I very highly suggest reading these two resources:
Much of the details of the siege will depend upon the exact objective of the aggressors. For instance, what do they need to keep intact?
- anything?
- biosphere?
- industrial infrastructure?
- population?
The more of the planet you need to keep intact, the more effort and time it's going to require to conquer.
If you're just trying to eliminate a threat, then bombard the surface with enough asteroids and/or nuclear weapons to destroy all civilization, it doesn't matter very much whether you kill the population or not since the survivors will be too busy just trying to survive to think about getting even.
Presumably your attackers want to do more than that and they want something on the surface of the planet captured relatively intact.
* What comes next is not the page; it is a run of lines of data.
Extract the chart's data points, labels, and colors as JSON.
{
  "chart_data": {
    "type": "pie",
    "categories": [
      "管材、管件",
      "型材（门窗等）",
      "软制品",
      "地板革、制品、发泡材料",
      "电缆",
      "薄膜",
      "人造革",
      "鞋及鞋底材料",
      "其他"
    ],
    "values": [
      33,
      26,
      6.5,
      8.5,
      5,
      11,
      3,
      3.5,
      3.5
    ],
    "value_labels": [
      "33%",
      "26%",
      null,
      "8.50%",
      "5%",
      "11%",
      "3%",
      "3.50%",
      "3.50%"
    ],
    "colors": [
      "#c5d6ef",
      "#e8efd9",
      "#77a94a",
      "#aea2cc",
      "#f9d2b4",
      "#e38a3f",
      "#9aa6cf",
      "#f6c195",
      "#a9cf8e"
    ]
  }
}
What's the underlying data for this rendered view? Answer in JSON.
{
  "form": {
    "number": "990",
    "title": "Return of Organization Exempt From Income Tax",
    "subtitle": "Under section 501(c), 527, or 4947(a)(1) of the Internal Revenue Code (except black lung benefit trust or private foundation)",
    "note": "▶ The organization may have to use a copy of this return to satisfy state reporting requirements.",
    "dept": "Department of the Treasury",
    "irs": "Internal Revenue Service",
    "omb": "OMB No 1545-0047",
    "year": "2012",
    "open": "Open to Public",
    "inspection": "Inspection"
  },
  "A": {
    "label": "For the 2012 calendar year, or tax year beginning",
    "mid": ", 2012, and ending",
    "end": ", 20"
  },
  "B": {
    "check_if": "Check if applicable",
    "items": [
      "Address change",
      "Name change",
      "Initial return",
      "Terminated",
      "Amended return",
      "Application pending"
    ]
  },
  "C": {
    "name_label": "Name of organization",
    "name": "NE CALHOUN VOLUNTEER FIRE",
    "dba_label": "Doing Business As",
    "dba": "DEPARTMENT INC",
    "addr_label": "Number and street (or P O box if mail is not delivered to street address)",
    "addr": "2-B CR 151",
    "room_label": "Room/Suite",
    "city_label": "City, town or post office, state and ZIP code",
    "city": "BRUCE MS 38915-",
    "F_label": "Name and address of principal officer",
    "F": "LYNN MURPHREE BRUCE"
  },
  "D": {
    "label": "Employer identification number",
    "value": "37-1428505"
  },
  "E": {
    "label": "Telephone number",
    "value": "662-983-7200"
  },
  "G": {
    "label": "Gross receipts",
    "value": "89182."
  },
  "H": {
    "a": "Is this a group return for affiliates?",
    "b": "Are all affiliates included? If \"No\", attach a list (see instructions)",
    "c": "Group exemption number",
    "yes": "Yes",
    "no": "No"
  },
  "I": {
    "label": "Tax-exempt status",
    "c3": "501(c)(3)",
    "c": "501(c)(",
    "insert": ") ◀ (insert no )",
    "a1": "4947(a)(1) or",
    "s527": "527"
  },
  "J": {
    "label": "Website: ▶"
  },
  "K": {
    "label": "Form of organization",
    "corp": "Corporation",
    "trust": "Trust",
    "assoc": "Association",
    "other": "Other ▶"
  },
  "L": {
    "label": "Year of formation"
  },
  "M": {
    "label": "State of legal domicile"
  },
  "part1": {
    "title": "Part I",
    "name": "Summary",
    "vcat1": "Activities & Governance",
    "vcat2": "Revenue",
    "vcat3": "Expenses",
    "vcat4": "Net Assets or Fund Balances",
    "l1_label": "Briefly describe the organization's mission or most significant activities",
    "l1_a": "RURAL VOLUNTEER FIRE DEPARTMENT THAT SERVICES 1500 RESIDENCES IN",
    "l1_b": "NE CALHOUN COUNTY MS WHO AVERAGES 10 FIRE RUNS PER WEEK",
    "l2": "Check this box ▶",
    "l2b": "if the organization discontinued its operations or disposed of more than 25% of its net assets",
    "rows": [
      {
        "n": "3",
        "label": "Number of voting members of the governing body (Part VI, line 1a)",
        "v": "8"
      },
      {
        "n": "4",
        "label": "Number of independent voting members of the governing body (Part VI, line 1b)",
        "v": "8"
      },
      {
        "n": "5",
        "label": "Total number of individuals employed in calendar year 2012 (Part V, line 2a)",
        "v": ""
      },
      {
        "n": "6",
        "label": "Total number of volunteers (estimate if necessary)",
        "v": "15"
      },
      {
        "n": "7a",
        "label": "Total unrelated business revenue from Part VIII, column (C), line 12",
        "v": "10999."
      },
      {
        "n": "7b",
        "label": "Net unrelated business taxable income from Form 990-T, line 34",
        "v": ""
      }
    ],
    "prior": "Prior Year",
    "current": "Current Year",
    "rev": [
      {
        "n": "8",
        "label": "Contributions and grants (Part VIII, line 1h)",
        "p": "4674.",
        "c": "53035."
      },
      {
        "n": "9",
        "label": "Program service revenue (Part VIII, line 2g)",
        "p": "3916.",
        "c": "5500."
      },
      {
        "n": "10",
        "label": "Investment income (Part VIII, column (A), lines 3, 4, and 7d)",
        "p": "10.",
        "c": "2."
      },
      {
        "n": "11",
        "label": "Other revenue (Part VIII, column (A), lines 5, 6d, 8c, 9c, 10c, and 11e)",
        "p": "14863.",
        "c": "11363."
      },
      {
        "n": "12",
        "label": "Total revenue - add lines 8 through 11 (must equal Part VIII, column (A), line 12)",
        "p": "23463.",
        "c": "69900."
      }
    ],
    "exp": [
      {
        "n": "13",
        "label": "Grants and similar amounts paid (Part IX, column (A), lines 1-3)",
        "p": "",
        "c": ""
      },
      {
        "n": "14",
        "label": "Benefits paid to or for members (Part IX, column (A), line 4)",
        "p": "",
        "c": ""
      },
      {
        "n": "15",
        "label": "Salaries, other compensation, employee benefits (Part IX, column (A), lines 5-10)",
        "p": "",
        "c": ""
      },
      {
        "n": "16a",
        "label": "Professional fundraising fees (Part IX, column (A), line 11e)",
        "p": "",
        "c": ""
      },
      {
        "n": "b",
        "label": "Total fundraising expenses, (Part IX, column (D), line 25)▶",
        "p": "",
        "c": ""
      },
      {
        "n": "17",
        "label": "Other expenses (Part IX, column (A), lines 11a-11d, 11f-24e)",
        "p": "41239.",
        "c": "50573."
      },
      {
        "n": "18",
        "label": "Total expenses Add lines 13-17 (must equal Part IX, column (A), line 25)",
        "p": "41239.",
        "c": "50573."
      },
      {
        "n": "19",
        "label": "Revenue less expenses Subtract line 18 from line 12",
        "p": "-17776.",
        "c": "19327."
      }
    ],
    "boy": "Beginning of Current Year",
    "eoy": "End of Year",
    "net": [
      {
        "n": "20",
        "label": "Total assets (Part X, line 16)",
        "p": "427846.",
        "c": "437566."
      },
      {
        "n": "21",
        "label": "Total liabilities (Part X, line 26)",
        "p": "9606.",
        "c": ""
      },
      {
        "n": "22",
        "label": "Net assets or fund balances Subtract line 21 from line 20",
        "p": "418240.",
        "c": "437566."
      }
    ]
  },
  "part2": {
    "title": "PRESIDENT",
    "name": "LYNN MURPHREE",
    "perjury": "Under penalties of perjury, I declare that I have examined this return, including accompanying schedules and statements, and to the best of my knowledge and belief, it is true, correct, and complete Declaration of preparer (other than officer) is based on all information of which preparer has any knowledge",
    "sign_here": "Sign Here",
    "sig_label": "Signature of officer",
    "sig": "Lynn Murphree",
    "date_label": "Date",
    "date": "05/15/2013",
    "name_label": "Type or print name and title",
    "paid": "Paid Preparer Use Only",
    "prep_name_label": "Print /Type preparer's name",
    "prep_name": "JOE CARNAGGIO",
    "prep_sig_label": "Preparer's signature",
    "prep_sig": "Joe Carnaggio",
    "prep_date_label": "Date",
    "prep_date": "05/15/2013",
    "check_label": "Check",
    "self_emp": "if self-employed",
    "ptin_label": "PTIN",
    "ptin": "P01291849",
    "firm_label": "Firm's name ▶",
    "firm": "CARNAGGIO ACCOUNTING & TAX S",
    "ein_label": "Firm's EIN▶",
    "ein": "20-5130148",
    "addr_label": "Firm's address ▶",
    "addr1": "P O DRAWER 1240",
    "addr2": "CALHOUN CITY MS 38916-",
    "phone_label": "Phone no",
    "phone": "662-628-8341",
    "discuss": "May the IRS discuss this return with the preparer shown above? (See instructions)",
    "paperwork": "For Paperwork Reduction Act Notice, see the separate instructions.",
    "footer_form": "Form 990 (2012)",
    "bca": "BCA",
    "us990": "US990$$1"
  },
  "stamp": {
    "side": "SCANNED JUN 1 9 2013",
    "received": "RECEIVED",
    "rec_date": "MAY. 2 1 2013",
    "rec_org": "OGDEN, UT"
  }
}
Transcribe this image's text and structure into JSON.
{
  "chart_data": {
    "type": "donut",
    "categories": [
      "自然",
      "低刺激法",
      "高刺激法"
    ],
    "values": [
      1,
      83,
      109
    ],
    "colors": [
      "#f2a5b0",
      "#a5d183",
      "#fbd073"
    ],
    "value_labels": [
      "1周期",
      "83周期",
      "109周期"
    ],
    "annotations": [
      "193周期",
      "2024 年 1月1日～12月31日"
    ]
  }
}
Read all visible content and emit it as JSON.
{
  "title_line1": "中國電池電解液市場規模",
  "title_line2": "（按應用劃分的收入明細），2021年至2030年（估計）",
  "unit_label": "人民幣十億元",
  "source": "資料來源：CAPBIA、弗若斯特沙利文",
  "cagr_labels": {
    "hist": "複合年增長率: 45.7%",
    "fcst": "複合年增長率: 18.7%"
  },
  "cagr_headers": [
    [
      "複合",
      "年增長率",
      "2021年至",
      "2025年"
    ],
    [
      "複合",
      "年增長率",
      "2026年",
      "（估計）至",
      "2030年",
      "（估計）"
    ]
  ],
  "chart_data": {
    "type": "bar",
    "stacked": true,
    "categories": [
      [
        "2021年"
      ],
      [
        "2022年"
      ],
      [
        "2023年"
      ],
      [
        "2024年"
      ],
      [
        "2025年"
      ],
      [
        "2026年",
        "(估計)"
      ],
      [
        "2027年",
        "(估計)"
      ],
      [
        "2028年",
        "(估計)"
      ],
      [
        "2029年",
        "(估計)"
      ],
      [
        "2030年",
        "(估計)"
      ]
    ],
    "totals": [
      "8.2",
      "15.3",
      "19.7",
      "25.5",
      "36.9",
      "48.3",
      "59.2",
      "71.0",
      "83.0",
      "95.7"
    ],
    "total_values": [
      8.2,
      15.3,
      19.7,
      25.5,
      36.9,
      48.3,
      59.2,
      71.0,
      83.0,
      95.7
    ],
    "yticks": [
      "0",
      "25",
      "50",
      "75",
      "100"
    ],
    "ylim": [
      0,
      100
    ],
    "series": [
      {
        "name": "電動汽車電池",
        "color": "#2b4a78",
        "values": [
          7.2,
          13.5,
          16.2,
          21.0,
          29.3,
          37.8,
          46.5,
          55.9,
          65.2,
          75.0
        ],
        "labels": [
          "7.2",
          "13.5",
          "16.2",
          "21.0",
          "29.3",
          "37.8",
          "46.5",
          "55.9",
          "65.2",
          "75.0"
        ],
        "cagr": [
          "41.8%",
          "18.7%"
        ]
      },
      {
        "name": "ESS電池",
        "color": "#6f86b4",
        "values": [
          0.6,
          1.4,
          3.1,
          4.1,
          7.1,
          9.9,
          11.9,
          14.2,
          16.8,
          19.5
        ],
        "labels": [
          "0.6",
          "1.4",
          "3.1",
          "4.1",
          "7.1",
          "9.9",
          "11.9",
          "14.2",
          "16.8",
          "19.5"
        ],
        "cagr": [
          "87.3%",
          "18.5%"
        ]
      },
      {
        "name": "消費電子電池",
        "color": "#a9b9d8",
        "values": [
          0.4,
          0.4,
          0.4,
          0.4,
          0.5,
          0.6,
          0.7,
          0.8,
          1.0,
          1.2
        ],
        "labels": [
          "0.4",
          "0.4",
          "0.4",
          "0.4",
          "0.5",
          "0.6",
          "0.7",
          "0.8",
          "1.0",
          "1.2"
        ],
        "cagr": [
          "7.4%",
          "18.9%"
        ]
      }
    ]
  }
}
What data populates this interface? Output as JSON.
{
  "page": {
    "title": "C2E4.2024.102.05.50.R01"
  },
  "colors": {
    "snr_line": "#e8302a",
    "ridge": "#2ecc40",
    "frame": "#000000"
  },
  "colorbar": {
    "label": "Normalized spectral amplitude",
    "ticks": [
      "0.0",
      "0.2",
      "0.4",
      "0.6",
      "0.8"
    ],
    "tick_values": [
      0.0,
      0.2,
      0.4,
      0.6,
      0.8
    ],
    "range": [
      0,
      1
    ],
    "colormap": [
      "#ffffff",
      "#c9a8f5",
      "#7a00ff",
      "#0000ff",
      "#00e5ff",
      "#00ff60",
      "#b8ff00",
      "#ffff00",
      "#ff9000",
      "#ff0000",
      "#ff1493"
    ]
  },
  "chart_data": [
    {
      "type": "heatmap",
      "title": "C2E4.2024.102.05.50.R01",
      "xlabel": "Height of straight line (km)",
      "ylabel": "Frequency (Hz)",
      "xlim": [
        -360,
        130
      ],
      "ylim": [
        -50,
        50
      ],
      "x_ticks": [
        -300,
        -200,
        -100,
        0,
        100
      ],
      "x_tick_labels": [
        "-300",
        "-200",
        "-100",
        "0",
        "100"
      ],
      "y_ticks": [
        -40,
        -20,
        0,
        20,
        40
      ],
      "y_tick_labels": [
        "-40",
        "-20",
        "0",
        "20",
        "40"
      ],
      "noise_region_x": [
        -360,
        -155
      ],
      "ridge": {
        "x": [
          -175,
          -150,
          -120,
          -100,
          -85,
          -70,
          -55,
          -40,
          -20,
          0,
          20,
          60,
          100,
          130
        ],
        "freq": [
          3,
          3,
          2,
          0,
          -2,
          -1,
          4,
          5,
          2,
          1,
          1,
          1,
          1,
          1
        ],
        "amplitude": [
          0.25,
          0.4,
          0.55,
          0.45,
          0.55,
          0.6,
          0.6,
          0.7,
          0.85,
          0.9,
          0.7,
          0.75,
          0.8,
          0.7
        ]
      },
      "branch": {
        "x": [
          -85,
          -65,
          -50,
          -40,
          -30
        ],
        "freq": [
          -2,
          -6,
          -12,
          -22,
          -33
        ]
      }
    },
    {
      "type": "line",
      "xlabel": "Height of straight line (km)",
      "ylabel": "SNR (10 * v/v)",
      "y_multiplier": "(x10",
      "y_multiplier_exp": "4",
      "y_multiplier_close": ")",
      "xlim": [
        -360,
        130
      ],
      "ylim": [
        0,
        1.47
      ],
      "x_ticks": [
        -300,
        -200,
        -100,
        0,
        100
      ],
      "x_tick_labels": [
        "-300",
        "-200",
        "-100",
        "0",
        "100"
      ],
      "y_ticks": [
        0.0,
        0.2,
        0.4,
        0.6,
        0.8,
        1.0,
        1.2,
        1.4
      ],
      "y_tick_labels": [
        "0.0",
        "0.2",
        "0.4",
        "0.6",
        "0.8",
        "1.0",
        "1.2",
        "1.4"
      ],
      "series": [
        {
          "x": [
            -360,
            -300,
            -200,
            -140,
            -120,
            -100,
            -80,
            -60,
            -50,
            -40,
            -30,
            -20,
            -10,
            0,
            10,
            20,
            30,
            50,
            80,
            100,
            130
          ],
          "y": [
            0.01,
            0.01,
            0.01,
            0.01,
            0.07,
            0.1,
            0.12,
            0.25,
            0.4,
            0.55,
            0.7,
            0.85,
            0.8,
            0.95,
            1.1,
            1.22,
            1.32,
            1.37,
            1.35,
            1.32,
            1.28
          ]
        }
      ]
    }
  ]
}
Since the attackers don't have the troop strength to capture it directly, they're resorting to breaking the will of the population to make them give up that item.
The Attackers
Let's assume the attackers are coming from another solar system.
Advantages
Then the advantages that the attacker has are:
- They get to choose targets
- They can concentrate their forces
- They can run away if/when needed/wanted
- They can change their strategy as needed
- They know the defender's objective (to make the attacker leave)
- They can see large concentrations of the defenders (either military,
industrial, or population on the planet surface).
- They can hold valuable features on the surface of the planet hostage
(e.g. "if you don't surrender, we'll nuke LA")
Disadvantages
- A very long supply-line, so long that, in effect, anything lost
during the conquest you can assume can't be replaced.
- They will be completely visible to the defenders at all times (you
can't hide in space).
- Unlike normal siege operations, the attacker doesn't get resupplied.
Presumably the defenders planet is the only inhabitable one which
means the attacker might run out of food before the defender does.
Defenders
Assuming the planet is inhabitable to begin with (siege of an airless body of the Moon would be totally different), the defenders have many advantages.
Advantages
In a planetary siege the defenders have many advantages:
- You have access to your industrial base
- You have access to your population base
- You have more troops
- You have more resources
- You can replace your losses
- You have access to terrain in which you can hide (e.g. oceans,
mountains, etc.)
- You have a tremendous ability to dump waste heat (for those super
powerful laser beams to sweep the enemy from the sky)
- You mostly should be able to feed yourself (this might actually lead
to mass starvation of the population but a suitably determined
defender might allow an excess population to starve while he kept his
military fed)
- If the defenders know the attacker's objective (e.g. capture the
biosphere relatively intact for colonization), then they can hold
that objective hostage (i.e. "if we lose we're going to bombard the
surface with our remaining nuclear weapons so you don't get it
either!")
- If the attacker doesn't have enough vehicles/satellites to watch the
planet from all sides, the defenders can hide activity (ground
movement, launches, etc.) from the attacker using the bulk of the
planet.
If necessary, a war of attrition strongly favors the defenders. Exchanging almost any number of defenders to get a single attacker is probably a winning strategy for the defenders.
The ground and especially the ocean provides an awesome opportunity for mobile forces to remain hidden from view. The defenders need only use passive sensors to watch the attackers, move nuclear powered submarine nuclear missile boats into the path of the attacker's orbits and then launch missiles when they're out of view. Once the rockets finish the boost phase they become much harder to detect.
Disadvantages
Due to the nature of the engagement, the attackers can see any concentrations of effort (industrial, population, military, etc.) and bombard them to keep the population properly subdued.
In space combat and under normal circumstances any object that isn't thrusting is at risk. If your enemy can predict where you'll be at a certain point in time, they can ensure an asteroid or similar unwelcome event happens at that point in space and time. If you are on a planet's surface, this means you.
Any fixed defensive installation that you have will get at most one shot before the attackers figure out where it is. Then they'll stay out of your firing envelope and ensure you get to see the closeup view of the underside of an asteroid.
Planetary Sieges are not Medieval Sieges writ large
Based upon the above, there will be almost no similarity between the two. The attacker is the one who will worry about the duration of the siege.
But really, read those resources. There's a bunch of information there and many people put a lot of thought into them.
Perhaps tow a large sail to L1, and eclipse enough of the star's light to severely impact the defender's planet's agriculture and economy.